There is a bear representing each of the 140 countries on display. “The international artists’ different styles are joined together in one work of art, spreading zest for life. … The Message: The Buddy Bears stand together “hand in hand”, symbolising the future vision of a peaceful world. Each bear stands for the people of the different countries and their culture, yet not for political systems.” Click here to read more about the Buddy Bears and when it might be coming to your city!
Now, if you take a look at the next few photos below, you can see the bears surrounding the square.
Of course, aside from the bears, are the beautiful buildings. The Terminal Sierra Maestra building will most likely be the one that will catch your eye as soon as you enter the square. With its pale coloured facade, it is a contrast to all the other buildings in this square.
We had to search for Canada’s bear and here it is! So, I didn’t quite get the pixels but here’s the artist, Trevor Good’s explanation on the design and you can click here for the site: “The motifs are based on classic Canadian paintings and reflect what I believe to be an essential part of being Canadian: The physical magnitude of the land that is Canada creates a distinctive feeling of modesty.
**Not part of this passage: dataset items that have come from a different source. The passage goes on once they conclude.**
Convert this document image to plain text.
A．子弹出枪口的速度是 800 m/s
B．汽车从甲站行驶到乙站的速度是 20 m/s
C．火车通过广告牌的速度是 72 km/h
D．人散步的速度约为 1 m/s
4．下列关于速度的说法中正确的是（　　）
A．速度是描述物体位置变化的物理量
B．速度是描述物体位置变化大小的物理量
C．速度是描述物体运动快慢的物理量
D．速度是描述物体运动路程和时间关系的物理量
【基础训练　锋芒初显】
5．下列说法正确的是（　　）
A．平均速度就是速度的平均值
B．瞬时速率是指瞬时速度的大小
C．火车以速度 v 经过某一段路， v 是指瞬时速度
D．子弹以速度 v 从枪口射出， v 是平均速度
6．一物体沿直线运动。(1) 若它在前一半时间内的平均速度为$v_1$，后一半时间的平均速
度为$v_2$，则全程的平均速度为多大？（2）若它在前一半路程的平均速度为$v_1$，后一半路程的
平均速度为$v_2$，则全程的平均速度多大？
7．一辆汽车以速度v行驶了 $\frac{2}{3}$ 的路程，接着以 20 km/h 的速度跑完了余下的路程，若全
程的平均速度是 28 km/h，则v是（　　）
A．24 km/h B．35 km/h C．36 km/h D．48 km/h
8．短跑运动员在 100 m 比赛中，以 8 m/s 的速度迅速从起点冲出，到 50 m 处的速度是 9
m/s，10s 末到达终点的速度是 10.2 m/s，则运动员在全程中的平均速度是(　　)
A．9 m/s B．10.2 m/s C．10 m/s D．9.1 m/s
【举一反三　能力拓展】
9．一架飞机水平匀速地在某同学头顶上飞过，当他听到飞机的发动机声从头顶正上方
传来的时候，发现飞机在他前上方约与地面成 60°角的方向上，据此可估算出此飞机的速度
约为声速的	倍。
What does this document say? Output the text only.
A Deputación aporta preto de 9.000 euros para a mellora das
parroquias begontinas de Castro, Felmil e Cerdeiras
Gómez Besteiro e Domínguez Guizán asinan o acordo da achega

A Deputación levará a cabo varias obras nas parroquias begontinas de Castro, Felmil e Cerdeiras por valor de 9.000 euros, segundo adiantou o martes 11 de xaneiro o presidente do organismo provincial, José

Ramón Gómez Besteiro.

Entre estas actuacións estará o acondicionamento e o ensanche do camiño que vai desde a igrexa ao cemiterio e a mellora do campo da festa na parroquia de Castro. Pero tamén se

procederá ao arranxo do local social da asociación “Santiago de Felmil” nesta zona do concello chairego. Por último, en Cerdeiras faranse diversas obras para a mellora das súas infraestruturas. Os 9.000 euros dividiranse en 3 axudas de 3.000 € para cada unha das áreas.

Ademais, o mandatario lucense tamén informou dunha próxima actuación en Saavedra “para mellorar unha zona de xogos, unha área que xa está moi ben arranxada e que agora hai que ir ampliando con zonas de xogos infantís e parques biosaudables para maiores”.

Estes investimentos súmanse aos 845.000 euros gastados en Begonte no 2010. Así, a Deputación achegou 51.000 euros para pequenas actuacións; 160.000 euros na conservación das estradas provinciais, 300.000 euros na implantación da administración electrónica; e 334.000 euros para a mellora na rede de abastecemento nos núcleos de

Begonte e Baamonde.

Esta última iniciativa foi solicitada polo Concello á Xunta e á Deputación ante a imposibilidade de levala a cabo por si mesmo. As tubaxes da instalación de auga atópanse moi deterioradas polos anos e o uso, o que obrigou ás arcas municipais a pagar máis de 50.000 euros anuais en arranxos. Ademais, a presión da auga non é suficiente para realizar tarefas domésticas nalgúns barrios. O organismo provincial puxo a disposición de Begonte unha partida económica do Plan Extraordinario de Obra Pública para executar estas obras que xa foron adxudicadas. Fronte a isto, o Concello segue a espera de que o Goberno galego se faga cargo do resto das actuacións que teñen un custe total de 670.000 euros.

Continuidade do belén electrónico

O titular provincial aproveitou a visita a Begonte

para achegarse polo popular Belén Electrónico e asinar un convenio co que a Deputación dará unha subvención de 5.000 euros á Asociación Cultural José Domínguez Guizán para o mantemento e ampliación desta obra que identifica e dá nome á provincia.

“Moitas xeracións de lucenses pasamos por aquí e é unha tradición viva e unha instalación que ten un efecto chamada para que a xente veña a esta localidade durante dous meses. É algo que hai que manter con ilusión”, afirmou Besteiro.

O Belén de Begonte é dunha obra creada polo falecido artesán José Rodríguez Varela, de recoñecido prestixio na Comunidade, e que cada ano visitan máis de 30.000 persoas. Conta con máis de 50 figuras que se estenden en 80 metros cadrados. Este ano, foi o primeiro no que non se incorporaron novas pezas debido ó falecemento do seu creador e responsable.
I the relationship between the pixels and the image is just like the project of the bears: many individual objects coming together to present a feeling of empowerment and also recognition that this world needs cooperation and respect; we all need to be humbled by something in our world, and in my own personal way I find this in art and nature.” If your country has a bear, you can find out about the artist’s interpretation for yourself here.
Across the basilica is the Chamber of Commerce which was built in 1909. It served as Cuba’s stock exchange until the revolution. Kinda reminds me of some of the Renaissance style architecture in Italy. The second photo below from Wikipedia shows the entire building.
As you exit the square from the other side of the basilica, you will come across this building. What I noted from the building is the clock at the top. Not sure if you can see it but the number 4 is shown as Roman numeral “IIII” instead of “IX”. This caught my eye because we had bought a clock for our house that also had the Roman numeral “IIII”. I did a little search and there really isn’t a clear answer. But what I was given as an explanation at the time was that the use of “IIII” creates a visual symmetry. Other explanations provided is that it is the old Roman numeral way to depict the number 4.